If that fails, you can go to another console ( by CTRL-ALT-F3 or CTRL-ALT-F4 ) and look at the log files to diagnose the problem. For example, login the console and type
less /var/log/Xorg.0.log
Use the up and down arrows to view the file and 'q' to quit. Find out what video driver you are using and see if you find any error messages about "mode.... rejected".

If you need to shutdown the machine from the console try
shutdown -t now
or reboot with CTRL-ALT-DEL

fhubers
27th August 2007, 12:19 AM
Obviously tashirosgt has more experience than I do. The only thing that I would add is that if you have network available go ahead and hook up your network cable, reboot and log in, and do:

su
yum update yum
yum update

and then reboot - that will bring you up to all the latest software and may fix most (if not all) of your issues.

[warning - you may have lot of updates to install by now - could be a big download]

tutti
28th August 2007, 07:58 PM
system-config-display goes to the flickering screen for a short while, then gives me a box for display settings, in the way I assume it's supposed to.
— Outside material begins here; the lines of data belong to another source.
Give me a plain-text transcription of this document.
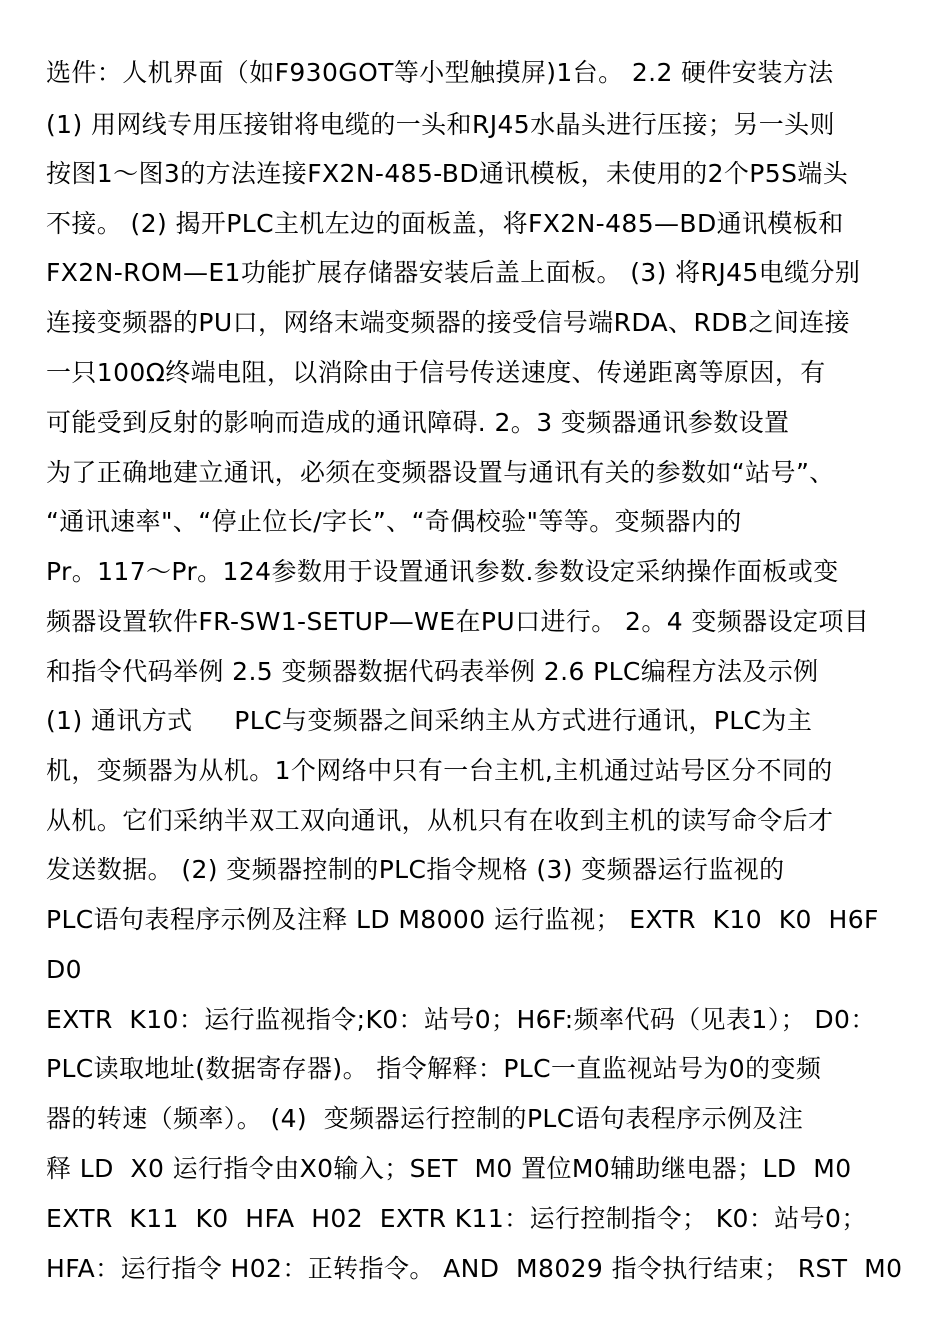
选件：人机界面（如F930GOT等小型触摸屏)1台。 2.2 硬件安装方法
(1) 用网线专用压接钳将电缆的一头和RJ45水晶头进行压接；另一头则
按图1～图3的方法连接FX2N-485-BD通讯模板，未使用的2个P5S端头
不接。 (2) 揭开PLC主机左边的面板盖，将FX2N-485—BD通讯模板和
FX2N-ROM—E1功能扩展存储器安装后盖上面板。 (3) 将RJ45电缆分别
连接变频器的PU口，网络末端变频器的接受信号端RDA、RDB之间连接
一只100Ω终端电阻，以消除由于信号传送速度、传递距离等原因，有
可能受到反射的影响而造成的通讯障碍. 2。3 变频器通讯参数设置
为了正确地建立通讯，必须在变频器设置与通讯有关的参数如“站号”、
“通讯速率"、“停止位长/字长”、“奇偶校验"等等。变频器内的
Pr。117～Pr。124参数用于设置通讯参数.参数设定采纳操作面板或变
频器设置软件FR-SW1-SETUP—WE在PU口进行。 2。4 变频器设定项目
和指令代码举例 2.5 变频器数据代码表举例 2.6 PLC编程方法及示例
(1) 通讯方式     PLC与变频器之间采纳主从方式进行通讯，PLC为主
机，变频器为从机。1个网络中只有一台主机,主机通过站号区分不同的
从机。它们采纳半双工双向通讯，从机只有在收到主机的读写命令后才
发送数据。 (2) 变频器控制的PLC指令规格 (3) 变频器运行监视的
PLC语句表程序示例及注释 LD M8000 运行监视； EXTR  K10  K0  H6F
D0
EXTR  K10：运行监视指令;K0：站号0；H6F:频率代码（见表1）； D0：
PLC读取地址(数据寄存器)。 指令解释：PLC一直监视站号为0的变频
器的转速（频率）。 (4)  变频器运行控制的PLC语句表程序示例及注
释 LD  X0 运行指令由X0输入；SET  M0 置位M0辅助继电器；LD  M0
EXTR  K11  K0  HFA  H02  EXTR K11：运行控制指令； K0：站号0；
HFA：运行指令 H02：正转指令。 AND  M8029 指令执行结束； RST  M0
Connecting a network cable, running the commands fhubers gave me and waiting fixes Fedora. Would you look at that.

My laptop works - you guys are awesome. Thanks a lot ^^

EDIT: This isn't quite the topic of this... uh, topic, but on the other hand I'm guessing the answer's easier than the previous ones to answer... is there any way to get a larger resolution than 800x600? 1280x720 was available, but it didn't have the right width-to-height ratio, making everything look odd, and when I chose 800x600 and logged out it wasn't on the list anymore =/

tashirosgt
28th August 2007, 10:09 PM
If you want more control over the video configuration, you have to get into editing the /etc/X11/xorg.conf file. (In fact, if you search for your particular hardware and the word 'xorg'conf', you might find an example of such a file that gives you what you want.)